Guardrails AI
Guardrails AI is a framework for validating LLM outputs using a community-driven hub of validators for safety, PII detection, content quality, and more. MLflow's Guardrails AI integration allows you to use Guardrails validators as MLflow scorers, providing rule-based evaluation without requiring LLM calls.
Prerequisites
Guardrails AI scorers require the guardrails-ai package:
pip install guardrails-ai
Quick Start
- Invoke directly
- Invoke with evaluate()
from mlflow.genai.scorers.guardrails import ToxicLanguage
scorer = ToxicLanguage(threshold=0.7)
feedback = scorer(
outputs="This is a professional and helpful response.",
)
print(feedback.value) # "yes" or "no"
import mlflow
from mlflow.genai.scorers.guardrails import ToxicLanguage, DetectPII
eval_dataset = [
{
"inputs": {"query": "What is MLflow?"},
"outputs": "MLflow is an open-source platform for managing machine learning workflows.",
},
{
"inputs": {"query": "How do I contact support?"},
"outputs": "You can reach us at support@example.com or call 555-0123.",
},
]
results = mlflow.genai.evaluate(
data=eval_dataset,
scorers=[
ToxicLanguage(threshold=0.7),
DetectPII(),
],
)
Available Guardrails AI Scorers
Safety and Content Quality
Detect harmful content, PII, and other safety issues in LLM outputs:
| Scorer | What does it evaluate? | Guardrails Hub |
|---|---|---|
| ToxicLanguage | Does the output contain toxic or offensive language? | Link |
| NSFWText | Does the output contain NSFW or explicit content? | Link |
| DetectJailbreak | Does the input contain a jailbreak or prompt injection attempt? | Link |
| DetectPII | Does the output contain personally identifiable information? | Link |
| SecretsPresent | Does the output contain API keys, tokens, or other secrets? | Link |
| GibberishText | Does the output contain nonsensical or incoherent text? | Link |
Creating Scorers by Name
You can also create Guardrails AI scorers dynamically using get_scorer:
from mlflow.genai.scorers.guardrails import get_scorer
# Create scorer by name
scorer = get_scorer(
validator_name="ToxicLanguage",
threshold=0.7,
)
feedback = scorer(
outputs="This is a professional response.",
)
Configuration
Guardrails AI scorers accept validator-specific parameters.
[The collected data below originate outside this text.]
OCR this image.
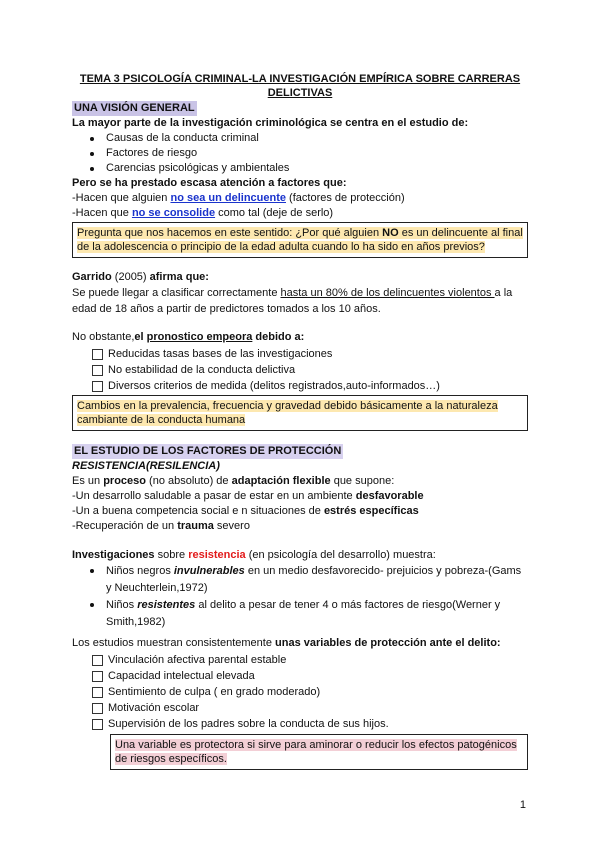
TEMA 3 PSICOLOGÍA CRIMINAL-LA INVESTIGACIÓN EMPÍRICA SOBRE CARRERAS DELICTIVAS
UNA VISIÓN GENERAL
La mayor parte de la investigación criminológica se centra en el estudio de:
Causas de la conducta criminal
Factores de riesgo
Carencias psicológicas y ambientales
Pero se ha prestado escasa atención a factores que:
-Hacen que alguien no sea un delincuente (factores de protección)
-Hacen que no se consolide como tal (deje de serlo)
Pregunta que nos hacemos en este sentido: ¿Por qué alguien NO es un delincuente al final de la adolescencia o principio de la edad adulta cuando lo ha sido en años previos?
Garrido (2005) afirma que:
Se puede llegar a clasificar correctamente hasta un 80% de los delincuentes violentos a la edad de 18 años a partir de predictores tomados a los 10 años.
No obstante,el pronostico empeora debido a:
Reducidas tasas bases de las investigaciones
No estabilidad de la conducta delictiva
Diversos criterios de medida (delitos registrados,auto-informados…)
Cambios en la prevalencia, frecuencia y gravedad debido básicamente a la naturaleza cambiante de la conducta humana
EL ESTUDIO DE LOS FACTORES DE PROTECCIÓN
RESISTENCIA(RESILENCIA)
Es un proceso (no absoluto) de adaptación flexible que supone:
-Un desarrollo saludable a pasar de estar en un ambiente desfavorable
-Un a buena competencia social e n situaciones de estrés específicas
-Recuperación de un trauma severo
Investigaciones sobre resistencia (en psicología del desarrollo) muestra:
Niños negros invulnerables en un medio desfavorecido- prejuicios y pobreza-(Gams y Neuchterlein,1972)
Niños resistentes al delito a pesar de tener 4 o más factores de riesgo(Werner y Smith,1982)
Los estudios muestran consistentemente unas variables de protección ante el delito:
Vinculación afectiva parental estable
Capacidad intelectual elevada
Sentimiento de culpa ( en grado moderado)
Motivación escolar
Supervisión de los padres sobre la conducta de sus hijos.
Una variable es protectora si sirve para aminorar o reducir los efectos patogénicos de riesgos específicos.
1
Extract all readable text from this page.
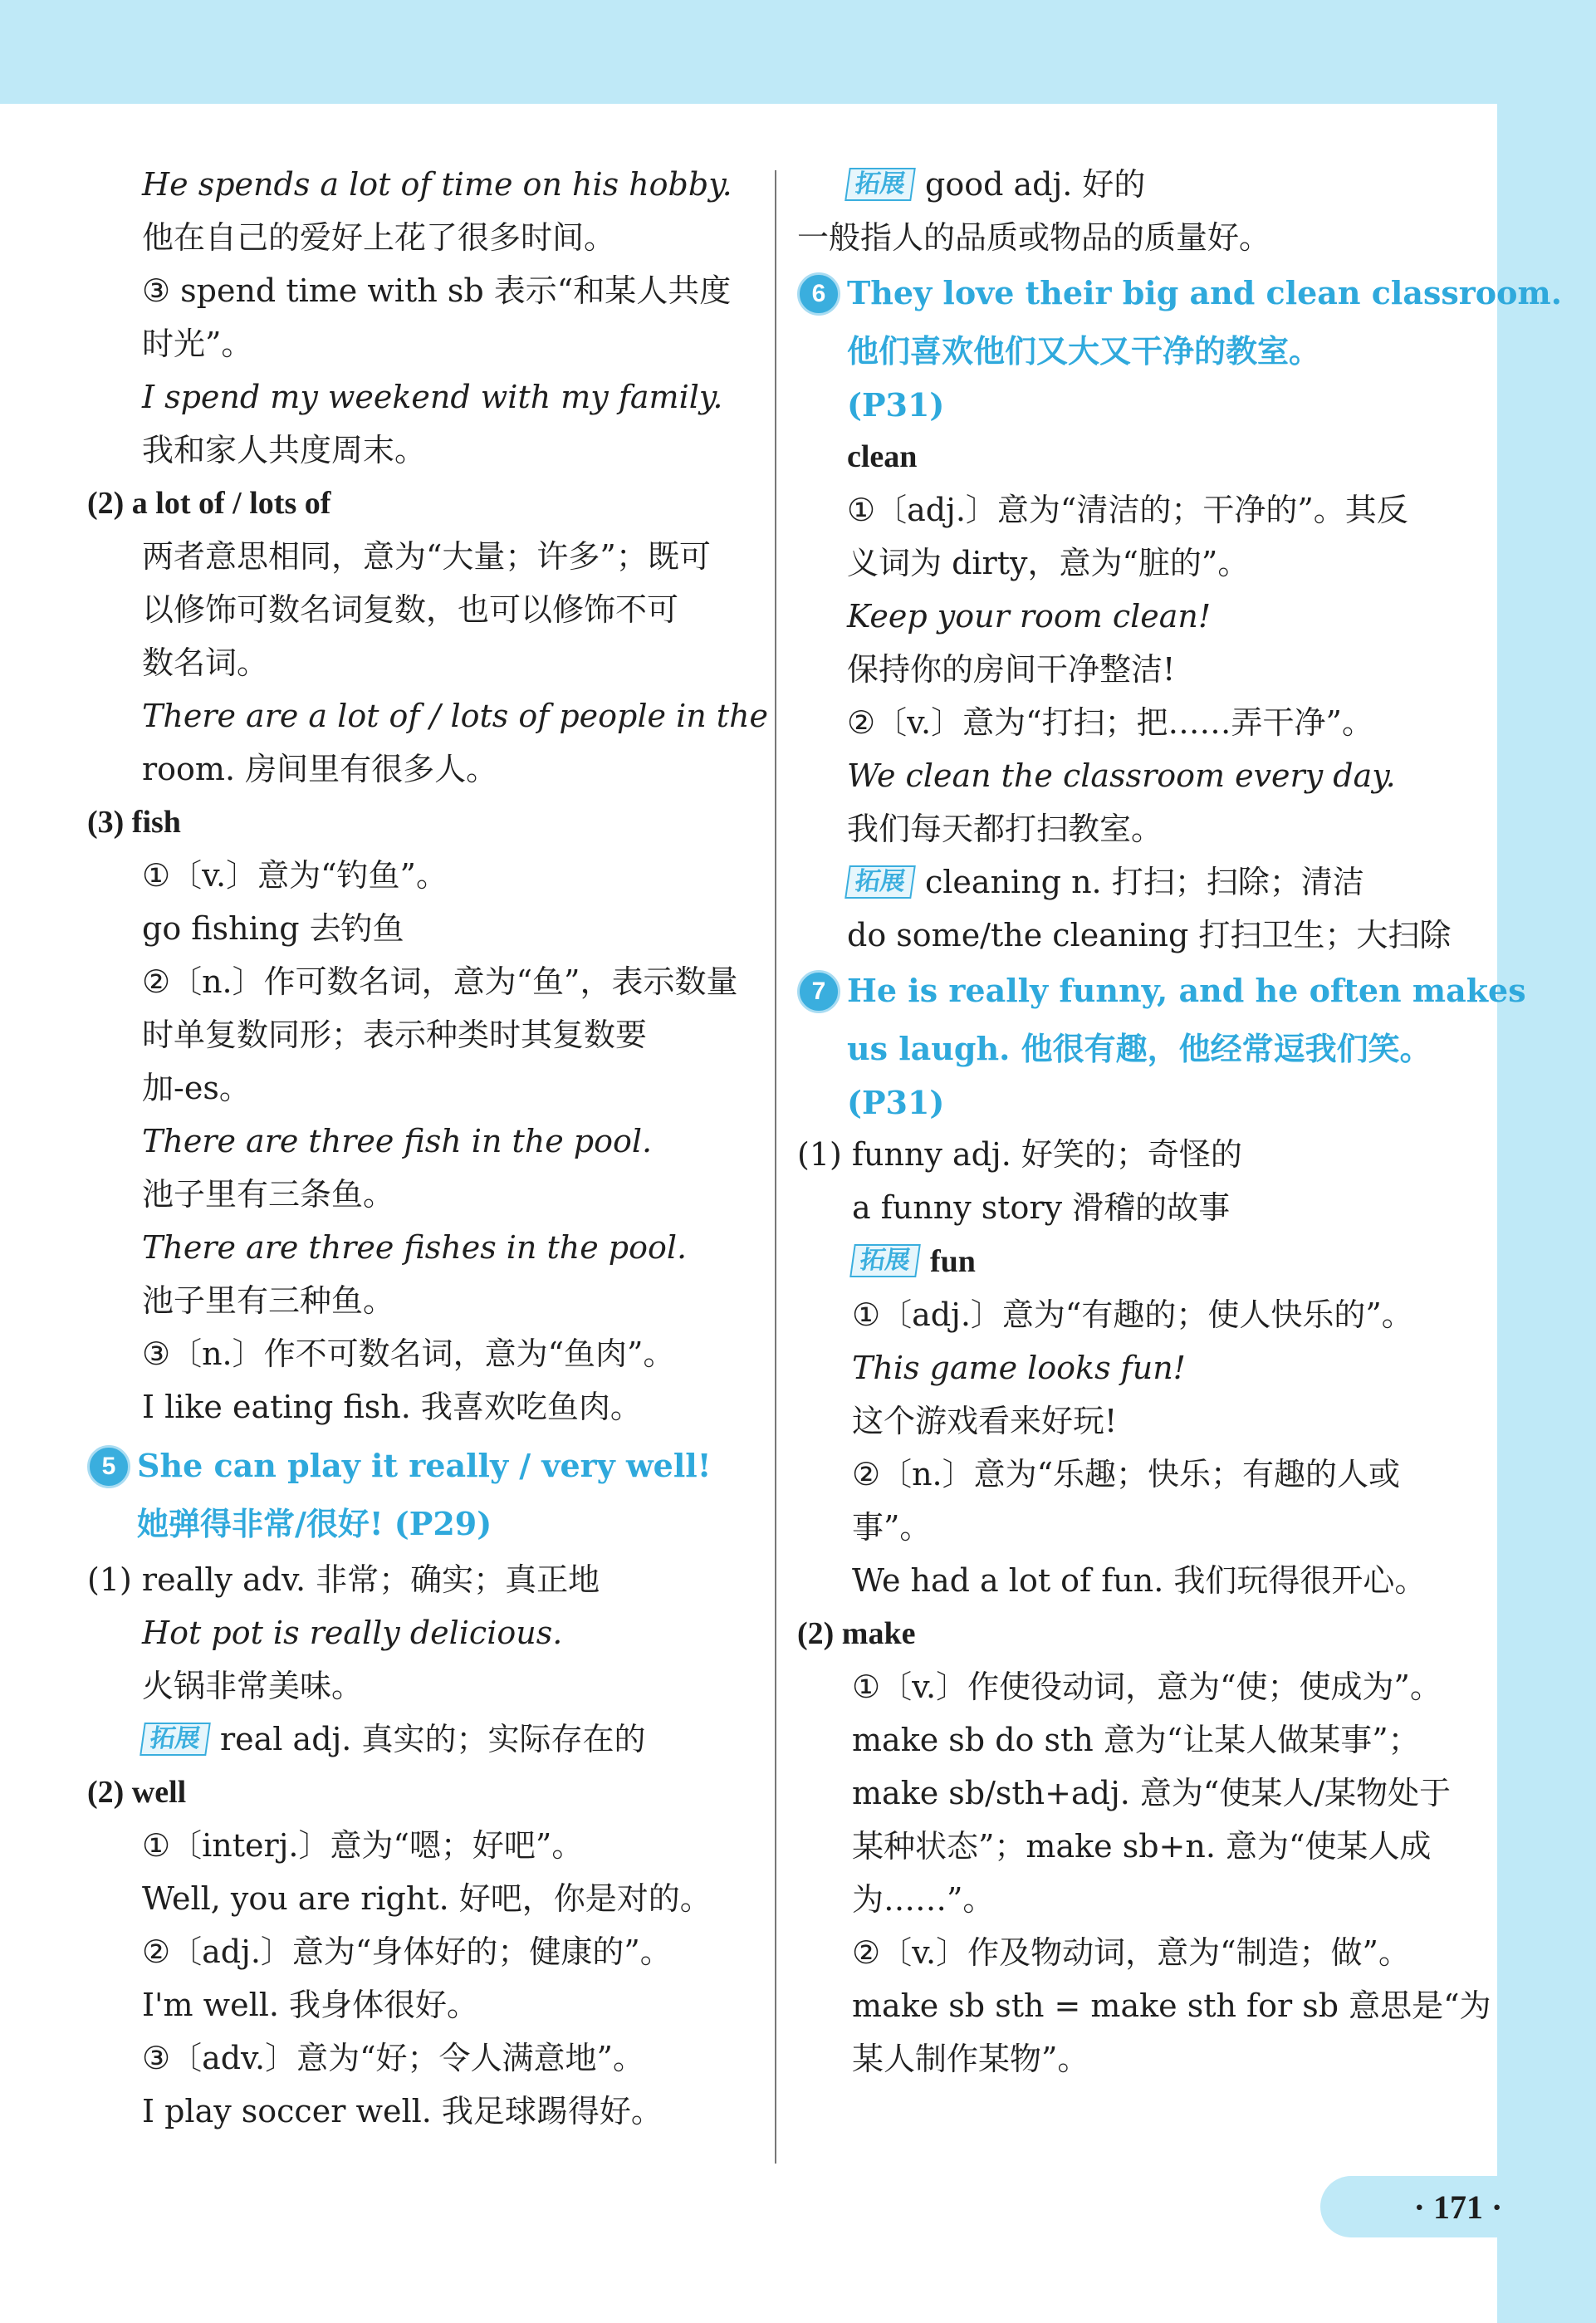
He spends a lot of time on his hobby.

他在自己的爱好上花了很多时间。

③ spend time with sb 表示“和某人共度

时光”。

I spend my weekend with my family.

我和家人共度周末。

(2) a lot of / lots of

两者意思相同，意为“大量；许多”；既可

以修饰可数名词复数，也可以修饰不可

数名词。

There are a lot of / lots of people in the

room. 房间里有很多人。

(3) fish

①〔v.〕意为“钓鱼”。

go fishing 去钓鱼

②〔n.〕作可数名词，意为“鱼”，表示数量

时单复数同形；表示种类时其复数要

加-es。

There are three fish in the pool.

池子里有三条鱼。

There are three fishes in the pool.

池子里有三种鱼。

③〔n.〕作不可数名词，意为“鱼肉”。

I like eating fish. 我喜欢吃鱼肉。

5 She can play it really / very well!
她弹得非常/很好! (P29)

(1) really adv. 非常；确实；真正地

Hot pot is really delicious.

火锅非常美味。

拓展 real adj. 真实的；实际存在的

(2) well

①〔interj.〕意为“嗯；好吧”。

Well, you are right. 好吧，你是对的。

②〔adj.〕意为“身体好的；健康的”。

I'm well. 我身体很好。

③〔adv.〕意为“好；令人满意地”。

I play soccer well. 我足球踢得好。

拓展 good adj. 好的

一般指人的品质或物品的质量好。

6 They love their big and clean classroom.
他们喜欢他们又大又干净的教室。
(P31)

clean

①〔adj.〕意为“清洁的；干净的”。其反

义词为 dirty，意为“脏的”。

Keep your room clean!

保持你的房间干净整洁!

②〔v.〕意为“打扫；把……弄干净”。

We clean the classroom every day.

我们每天都打扫教室。

拓展 cleaning n. 打扫；扫除；清洁

do some/the cleaning 打扫卫生；大扫除

7 He is really funny, and he often makes
us laugh. 他很有趣，他经常逗我们笑。
(P31)

(1) funny adj. 好笑的；奇怪的

a funny story 滑稽的故事

拓展 fun

①〔adj.〕意为“有趣的；使人快乐的”。

This game looks fun!

这个游戏看来好玩!

②〔n.〕意为“乐趣；快乐；有趣的人或

事”。

We had a lot of fun. 我们玩得很开心。

(2) make

①〔v.〕作使役动词，意为“使；使成为”。

make sb do sth 意为“让某人做某事”；

make sb/sth+adj. 意为“使某人/某物处于

某种状态”；make sb+n. 意为“使某人成

为……”。

②〔v.〕作及物动词，意为“制造；做”。

make sb sth = make sth for sb 意思是“为

某人制作某物”。

· 171 ·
Any additional keyword arguments are passed directly to the underlying Guardrails validator:
from mlflow.genai.scorers.guardrails import ToxicLanguage, DetectPII, DetectJailbreak
# Toxicity detection with custom threshold
scorer = ToxicLanguage(
threshold=0.7, # Confidence threshold for detection
validation_method="sentence", # "sentence" or "full" text validation
)
# PII detection with custom entity types
pii_scorer = DetectPII(
pii_entities=["CREDIT_CARD", "SSN", "EMAIL_ADDRESS"],
)
# Jailbreak detection with custom sensitivity
jailbreak_scorer = DetectJailbreak(
threshold=0.9, # Lower values are more sensitive
)
Refer to the Guardrails AI documentation and the Guardrails Hub for validator-specific parameters and the full list of available validators.